3. **Feature Engineering**: Handles missing data, encodes categorical variables, and examines feature correlations.
4. **Data Balancing**: Uses RandomUnderSampler and SMOTE to address class imbalance.
5. **Model Selection**: Compares Random Forest, SVM, and XGBoost classifiers.
6. **Hyperparameter Tuning**: Uses Optuna for automated optimization of XGBoost.
7. **Evaluation**: Reports F1 score, confusion matrix, and classification report.
8. **Explainability**: Applies SHAP for model interpretation.

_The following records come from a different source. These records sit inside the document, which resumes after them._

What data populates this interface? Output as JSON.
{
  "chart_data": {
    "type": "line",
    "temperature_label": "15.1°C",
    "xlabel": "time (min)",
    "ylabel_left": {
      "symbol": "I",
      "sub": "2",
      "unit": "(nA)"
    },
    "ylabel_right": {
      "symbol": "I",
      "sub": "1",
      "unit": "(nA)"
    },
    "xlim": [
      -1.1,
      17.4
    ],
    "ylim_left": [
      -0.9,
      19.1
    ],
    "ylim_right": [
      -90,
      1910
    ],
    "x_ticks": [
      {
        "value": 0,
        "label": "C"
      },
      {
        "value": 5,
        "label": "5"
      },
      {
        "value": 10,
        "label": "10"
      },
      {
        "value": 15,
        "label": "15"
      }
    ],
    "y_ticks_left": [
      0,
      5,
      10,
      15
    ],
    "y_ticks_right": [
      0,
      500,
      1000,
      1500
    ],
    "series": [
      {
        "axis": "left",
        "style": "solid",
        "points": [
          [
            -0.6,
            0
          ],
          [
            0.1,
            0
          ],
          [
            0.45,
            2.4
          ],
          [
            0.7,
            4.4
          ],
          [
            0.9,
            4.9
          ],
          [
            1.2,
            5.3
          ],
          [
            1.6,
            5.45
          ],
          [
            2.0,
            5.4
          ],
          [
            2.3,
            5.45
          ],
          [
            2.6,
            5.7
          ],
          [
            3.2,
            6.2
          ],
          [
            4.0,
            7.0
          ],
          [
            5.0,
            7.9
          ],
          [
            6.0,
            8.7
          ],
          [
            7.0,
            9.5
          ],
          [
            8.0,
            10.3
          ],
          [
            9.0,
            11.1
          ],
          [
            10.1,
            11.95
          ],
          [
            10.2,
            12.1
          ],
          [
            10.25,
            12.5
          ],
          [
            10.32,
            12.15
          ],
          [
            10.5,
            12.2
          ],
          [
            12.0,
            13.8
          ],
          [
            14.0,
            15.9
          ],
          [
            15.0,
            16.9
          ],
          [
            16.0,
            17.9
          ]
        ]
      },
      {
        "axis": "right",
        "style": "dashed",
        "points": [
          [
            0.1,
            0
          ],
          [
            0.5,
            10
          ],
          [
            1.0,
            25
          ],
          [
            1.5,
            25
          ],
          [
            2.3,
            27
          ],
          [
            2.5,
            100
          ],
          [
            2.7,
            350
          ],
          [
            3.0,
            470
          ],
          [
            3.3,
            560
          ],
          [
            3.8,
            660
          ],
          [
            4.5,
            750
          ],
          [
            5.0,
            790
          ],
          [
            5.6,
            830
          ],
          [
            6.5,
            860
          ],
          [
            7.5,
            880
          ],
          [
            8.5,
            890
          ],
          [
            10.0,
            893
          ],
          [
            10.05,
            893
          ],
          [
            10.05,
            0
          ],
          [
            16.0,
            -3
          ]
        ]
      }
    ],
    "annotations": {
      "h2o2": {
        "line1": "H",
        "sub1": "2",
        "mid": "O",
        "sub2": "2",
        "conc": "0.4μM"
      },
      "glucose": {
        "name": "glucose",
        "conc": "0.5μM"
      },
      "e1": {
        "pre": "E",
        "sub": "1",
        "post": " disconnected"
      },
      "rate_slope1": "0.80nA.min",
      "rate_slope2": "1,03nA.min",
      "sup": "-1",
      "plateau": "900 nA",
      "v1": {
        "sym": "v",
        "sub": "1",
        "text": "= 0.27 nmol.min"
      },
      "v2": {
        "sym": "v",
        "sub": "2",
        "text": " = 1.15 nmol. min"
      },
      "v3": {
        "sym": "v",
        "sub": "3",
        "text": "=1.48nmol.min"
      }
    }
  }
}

9. **Model Export**: Saves the trained model for deployment.
---
## Model Results
### Preprocessing
- **Missing Values**: Imputed missing `bmi` values with the mean.

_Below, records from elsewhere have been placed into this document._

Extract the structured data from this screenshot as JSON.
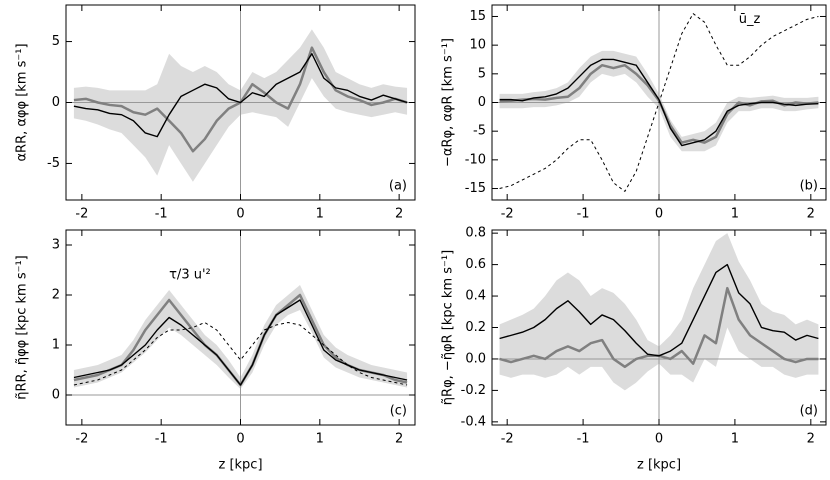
{
  "chart_data": [
    {
      "type": "line",
      "panel_label": "(a)",
      "ylabel": "αRR, αφφ  [km s⁻¹]",
      "x": [
        -2.1,
        -1.95,
        -1.8,
        -1.65,
        -1.5,
        -1.35,
        -1.2,
        -1.05,
        -0.9,
        -0.75,
        -0.6,
        -0.45,
        -0.3,
        -0.15,
        0,
        0.15,
        0.3,
        0.45,
        0.6,
        0.75,
        0.9,
        1.05,
        1.2,
        1.35,
        1.5,
        1.65,
        1.8,
        1.95,
        2.1
      ],
      "xlim": [
        -2.2,
        2.2
      ],
      "xticks": [
        -2,
        -1,
        0,
        1,
        2
      ],
      "ylim": [
        -8,
        8
      ],
      "yticks": [
        -5,
        0,
        5
      ],
      "series": [
        {
          "type": "band",
          "color": "#dcdcdc",
          "lower": [
            -1.3,
            -1.5,
            -1.8,
            -2.2,
            -2.5,
            -3.5,
            -4.5,
            -6.0,
            -3.5,
            -5.0,
            -6.5,
            -5.0,
            -3.5,
            -2.0,
            -1.0,
            -0.8,
            -1.0,
            -1.2,
            -2.0,
            0,
            2.0,
            0.5,
            -0.5,
            -0.8,
            -1.0,
            -1.2,
            -1.0,
            -0.8,
            -1.0
          ],
          "upper": [
            1.2,
            1.3,
            1.2,
            1.0,
            1.0,
            1.0,
            1.0,
            1.5,
            4.0,
            3.0,
            2.5,
            3.0,
            2.5,
            1.5,
            1.0,
            2.5,
            2.0,
            2.5,
            3.5,
            4.5,
            6.0,
            4.5,
            2.5,
            2.0,
            1.5,
            1.2,
            1.5,
            1.3,
            1.2
          ]
        },
        {
          "color": "#808080",
          "width": 2.5,
          "values": [
            0.2,
            0.3,
            0.0,
            -0.2,
            -0.3,
            -0.8,
            -1.0,
            -0.5,
            -1.5,
            -2.5,
            -4.0,
            -3.0,
            -1.5,
            -0.5,
            0,
            1.5,
            0.8,
            0,
            -0.5,
            1.5,
            4.5,
            2.5,
            1.0,
            0.5,
            0.2,
            -0.2,
            0.0,
            0.3,
            0.0
          ]
        },
        {
          "color": "#000000",
          "width": 1.4,
          "values": [
            -0.3,
            -0.5,
            -0.6,
            -0.9,
            -1.0,
            -1.5,
            -2.5,
            -2.8,
            -1.0,
            0.5,
            1.0,
            1.5,
            1.2,
            0.3,
            0,
            0.8,
            0.5,
            1.5,
            2.0,
            2.5,
            4.0,
            2.0,
            1.2,
            1.0,
            0.5,
            0.2,
            0.6,
            0.3,
            0.0
          ]
        }
      ]
    },
    {
      "type": "line",
      "panel_label": "(b)",
      "ylabel": "−αRφ, αφR  [km s⁻¹]",
      "annotation": "ū_z",
      "x": [
        -2.1,
        -1.95,
        -1.8,
        -1.65,
        -1.5,
        -1.35,
        -1.2,
        -1.05,
        -0.9,
        -0.75,
        -0.6,
        -0.45,
        -0.3,
        -0.15,
        0,
        0.15,
        0.3,
        0.45,
        0.6,
        0.75,
        0.9,
        1.05,
        1.2,
        1.35,
        1.5,
        1.65,
        1.8,
        1.95,
        2.1
      ],
      "xlim": [
        -2.2,
        2.2
      ],
      "xticks": [
        -2,
        -1,
        0,
        1,
        2
      ],
      "ylim": [
        -17,
        17
      ],
      "yticks": [
        -15,
        -10,
        -5,
        0,
        5,
        10,
        15
      ],
      "series": [
        {
          "type": "band",
          "color": "#dcdcdc",
          "lower": [
            -1,
            -1,
            -1,
            -0.8,
            -0.8,
            -0.5,
            0,
            1.0,
            3.5,
            5.0,
            4.5,
            5.0,
            3.5,
            1.0,
            -1.0,
            -6.0,
            -8.5,
            -8.5,
            -8.5,
            -7.5,
            -3.5,
            -1.5,
            -1.5,
            -1,
            -1,
            -1.5,
            -1.5,
            -1.2,
            -1
          ],
          "upper": [
            1.5,
            1.5,
            1.5,
            1.8,
            2.0,
            2.5,
            3.5,
            6.0,
            8.0,
            9.0,
            9.0,
            8.5,
            8.0,
            5.0,
            1.5,
            -3.0,
            -6.0,
            -5.5,
            -5.0,
            -3.5,
            0,
            1.0,
            0.8,
            1.0,
            1.2,
            0.8,
            0.8,
            0.8,
            1.0
          ]
        },
        {
          "color": "#808080",
          "width": 2.5,
          "values": [
            0.2,
            0.3,
            0.5,
            0.6,
            0.5,
            0.8,
            1.0,
            2.5,
            5.0,
            6.5,
            6.0,
            6.5,
            5.0,
            3.0,
            0.3,
            -4.0,
            -7.0,
            -6.5,
            -7.0,
            -6.0,
            -2.0,
            0.0,
            -0.5,
            0.2,
            0.3,
            -0.5,
            0.0,
            -0.2,
            0.0
          ]
        },
        {
          "color": "#000000",
          "width": 1.4,
          "values": [
            0.5,
            0.5,
            0.3,
            0.8,
            1.0,
            1.5,
            2.5,
            4.5,
            6.5,
            7.5,
            7.5,
            7.0,
            6.5,
            3.5,
            0.5,
            -4.5,
            -7.5,
            -7.0,
            -6.5,
            -5.0,
            -1.5,
            -0.5,
            -0.2,
            0,
            0,
            -0.3,
            -0.5,
            -0.3,
            -0.2
          ]
        },
        {
          "color": "#000000",
          "width": 1,
          "dash": "3,3",
          "values": [
            -15,
            -14.5,
            -13.5,
            -12.5,
            -11.5,
            -10,
            -8,
            -6.5,
            -6.5,
            -10,
            -14,
            -15.5,
            -12,
            -6,
            0,
            6,
            12,
            15.5,
            14,
            10,
            6.5,
            6.5,
            8,
            10,
            11.5,
            12.5,
            13.5,
            14.5,
            15
          ]
        }
      ]
    },
    {
      "type": "line",
      "panel_label": "(c)",
      "ylabel": "η̃RR, η̃φφ  [kpc km s⁻¹]",
      "xlabel": "z [kpc]",
      "annotation": "τ/3 u'²",
      "x": [
        -2.1,
        -1.95,
        -1.8,
        -1.65,
        -1.5,
        -1.35,
        -1.2,
        -1.05,
        -0.9,
        -0.75,
        -0.6,
        -0.45,
        -0.3,
        -0.15,
        0,
        0.15,
        0.3,
        0.45,
        0.6,
        0.75,
        0.9,
        1.05,
        1.2,
        1.35,
        1.5,
        1.65,
        1.8,
        1.95,
        2.1
      ],
      "xlim": [
        -2.2,
        2.2
      ],
      "xticks": [
        -2,
        -1,
        0,
        1,
        2
      ],
      "ylim": [
        -0.6,
        3.3
      ],
      "yticks": [
        0,
        1,
        2,
        3
      ],
      "series": [
        {
          "type": "band",
          "color": "#dcdcdc",
          "lower": [
            0.15,
            0.2,
            0.25,
            0.35,
            0.45,
            0.65,
            0.85,
            1.1,
            1.35,
            1.2,
            1.0,
            0.8,
            0.6,
            0.35,
            0.12,
            0.45,
            1.0,
            1.4,
            1.6,
            1.7,
            1.25,
            0.75,
            0.55,
            0.45,
            0.35,
            0.3,
            0.25,
            0.2,
            0.15
          ],
          "upper": [
            0.5,
            0.55,
            0.6,
            0.7,
            0.8,
            1.1,
            1.5,
            1.8,
            2.1,
            1.8,
            1.5,
            1.2,
            1.0,
            0.7,
            0.35,
            0.8,
            1.4,
            1.8,
            2.0,
            2.2,
            1.7,
            1.2,
            0.95,
            0.8,
            0.7,
            0.6,
            0.55,
            0.5,
            0.45
          ]
        },
        {
          "color": "#808080",
          "width": 2.5,
          "values": [
            0.3,
            0.35,
            0.4,
            0.5,
            0.6,
            0.9,
            1.3,
            1.6,
            1.9,
            1.6,
            1.3,
            1.0,
            0.8,
            0.5,
            0.2,
            0.6,
            1.2,
            1.6,
            1.8,
            2.0,
            1.5,
            1.0,
            0.75,
            0.6,
            0.5,
            0.45,
            0.4,
            0.3,
            0.25
          ]
        },
        {
          "color": "#000000",
          "width": 1.4,
          "values": [
            0.35,
            0.4,
            0.45,
            0.5,
            0.6,
            0.8,
            1.0,
            1.3,
            1.55,
            1.4,
            1.2,
            1.0,
            0.8,
            0.5,
            0.2,
            0.6,
            1.2,
            1.6,
            1.75,
            1.9,
            1.4,
            0.9,
            0.7,
            0.6,
            0.5,
            0.45,
            0.4,
            0.35,
            0.3
          ]
        },
        {
          "color": "#000000",
          "width": 1,
          "dash": "3,3",
          "values": [
            0.2,
            0.25,
            0.3,
            0.4,
            0.5,
            0.7,
            0.9,
            1.15,
            1.3,
            1.3,
            1.35,
            1.45,
            1.3,
            1.0,
            0.7,
            1.0,
            1.3,
            1.4,
            1.45,
            1.4,
            1.2,
            1.0,
            0.8,
            0.6,
            0.45,
            0.35,
            0.3,
            0.25,
            0.2
          ]
        }
      ]
    },
    {
      "type": "line",
      "panel_label": "(d)",
      "ylabel": "η̃Rφ, −η̃φR  [kpc km s⁻¹]",
      "xlabel": "z [kpc]",
      "x": [
        -2.1,
        -1.95,
        -1.8,
        -1.65,
        -1.5,
        -1.35,
        -1.2,
        -1.05,
        -0.9,
        -0.75,
        -0.6,
        -0.45,
        -0.3,
        -0.15,
        0,
        0.15,
        0.3,
        0.45,
        0.6,
        0.75,
        0.9,
        1.05,
        1.2,
        1.35,
        1.5,
        1.65,
        1.8,
        1.95,
        2.1
      ],
      "xlim": [
        -2.2,
        2.2
      ],
      "xticks": [
        -2,
        -1,
        0,
        1,
        2
      ],
      "ylim": [
        -0.42,
        0.82
      ],
      "yticks": [
        -0.4,
        -0.2,
        {
          "value": 0,
          "label": "0.0"
        },
        0.2,
        0.4,
        0.6,
        0.8
      ],
      "series": [
        {
          "type": "band",
          "color": "#dcdcdc",
          "lower": [
            -0.1,
            -0.12,
            -0.1,
            -0.1,
            -0.12,
            -0.1,
            -0.05,
            -0.1,
            -0.05,
            -0.05,
            -0.15,
            -0.2,
            -0.15,
            -0.08,
            -0.03,
            -0.1,
            -0.1,
            -0.15,
            0.0,
            -0.05,
            0.2,
            0.05,
            0.0,
            -0.05,
            -0.05,
            -0.1,
            -0.12,
            -0.1,
            -0.1
          ],
          "upper": [
            0.22,
            0.25,
            0.28,
            0.32,
            0.4,
            0.5,
            0.55,
            0.5,
            0.4,
            0.45,
            0.42,
            0.35,
            0.25,
            0.12,
            0.08,
            0.15,
            0.25,
            0.45,
            0.6,
            0.75,
            0.8,
            0.62,
            0.5,
            0.35,
            0.3,
            0.28,
            0.22,
            0.25,
            0.22
          ]
        },
        {
          "color": "#808080",
          "width": 2.5,
          "values": [
            0.0,
            -0.02,
            0.0,
            0.02,
            0.0,
            0.05,
            0.08,
            0.05,
            0.1,
            0.12,
            0.0,
            -0.05,
            0.0,
            0.02,
            0.02,
            0.0,
            0.05,
            -0.03,
            0.15,
            0.1,
            0.45,
            0.25,
            0.15,
            0.1,
            0.05,
            0.0,
            -0.02,
            0.0,
            0.0
          ]
        },
        {
          "color": "#000000",
          "width": 1.4,
          "values": [
            0.13,
            0.15,
            0.17,
            0.2,
            0.25,
            0.32,
            0.37,
            0.3,
            0.22,
            0.28,
            0.25,
            0.18,
            0.1,
            0.03,
            0.02,
            0.05,
            0.1,
            0.25,
            0.4,
            0.55,
            0.6,
            0.42,
            0.35,
            0.2,
            0.18,
            0.17,
            0.12,
            0.15,
            0.13
          ]
        }
      ]
    }
  ]
}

- **Categorical Encoding**: Used `OrdinalEncoder` to convert categorical features to numeric.
- **Feature Selection**: Dropped the `id` column and checked for highly correlated features.
### Data Balancing
- **RandomUnderSampler**: Reduced the majority class to 10% of its original size.
- **SMOTE**: Oversampled the minority class to achieve a 1:1 ratio.
### Training
- **Train-Test Split**: Stratified split to preserve class distribution.
- **Model Comparison**: Evaluated Random Forest, SVM, and XGBoost on balanced data.
- **Best Model**: XGBoost achieved the highest F1 score.
### Hyperparameter Tuning
- **Optuna**: Ran 50 trials to optimize XGBoost hyperparameters (e.g., `n_estimators`, `max_depth`, `learning_rate`, `gamma`, etc.) using 5-fold cross-validation and F1 score as the metric.
### Evaluation
- **F1 Score**: Achieved ~90% F1 score on the balanced test set.
- **Confusion Matrix**: Demonstrated balanced sensitivity and specificity.
- **Classification Report**: Provided detailed precision, recall, and F1 for each class.
- **Explainability**: SHAP analysis identified the most influential features and provided local/global interpretability.
---
## How to Install
Follow these steps to set up the project using a virtual environment:
```bash
# Clone or download the repository
git clone https://github.com/DeepActionPotential/StrokeLineAI
cd StrokeLineAI
# Create a virtual environment
python -m venv venv
# Activate the virtual environment
# On Windows:
venv\Scripts\activate
# On macOS/Linux:
source venv/bin/activate
# Upgrade pip
pip install --upgrade pip
# Install dependencies
pip install -r requirements.txt
```
---
## How to Use the Software
1. **Run the Web Application**
Start the Streamlit app:
```bash
streamlit run app.py
```
2. **Demo**
## [demo-video](demo/strokeline_demo.mp4)
![demo-screenshot](demo/strokeline_demo.jpeg))
---
## Technologies Used
### Data Science & Model Training
- **matplotlib, seaborn**: Data visualization.
- **scikit-learn**: Preprocessing, model selection, metrics, and pipelines.
- **imbalanced-learn**: Advanced resampling (SMOTE, RandomUnderSampler) for class balancing.
- **XGBoost**: High-performance gradient boosting for classification.
- **Optuna**: Automated hyperparameter optimization.
- **SHAP**: Model explainability and feature importance analysis.
### Deployment
- **Streamlit**: Rapid web app development for interactive model inference.
- **joblib**: Model serialization for deployment.
---
## License
This project is licensed under the MIT License.
See the [LICENSE](LICENSE) file for details.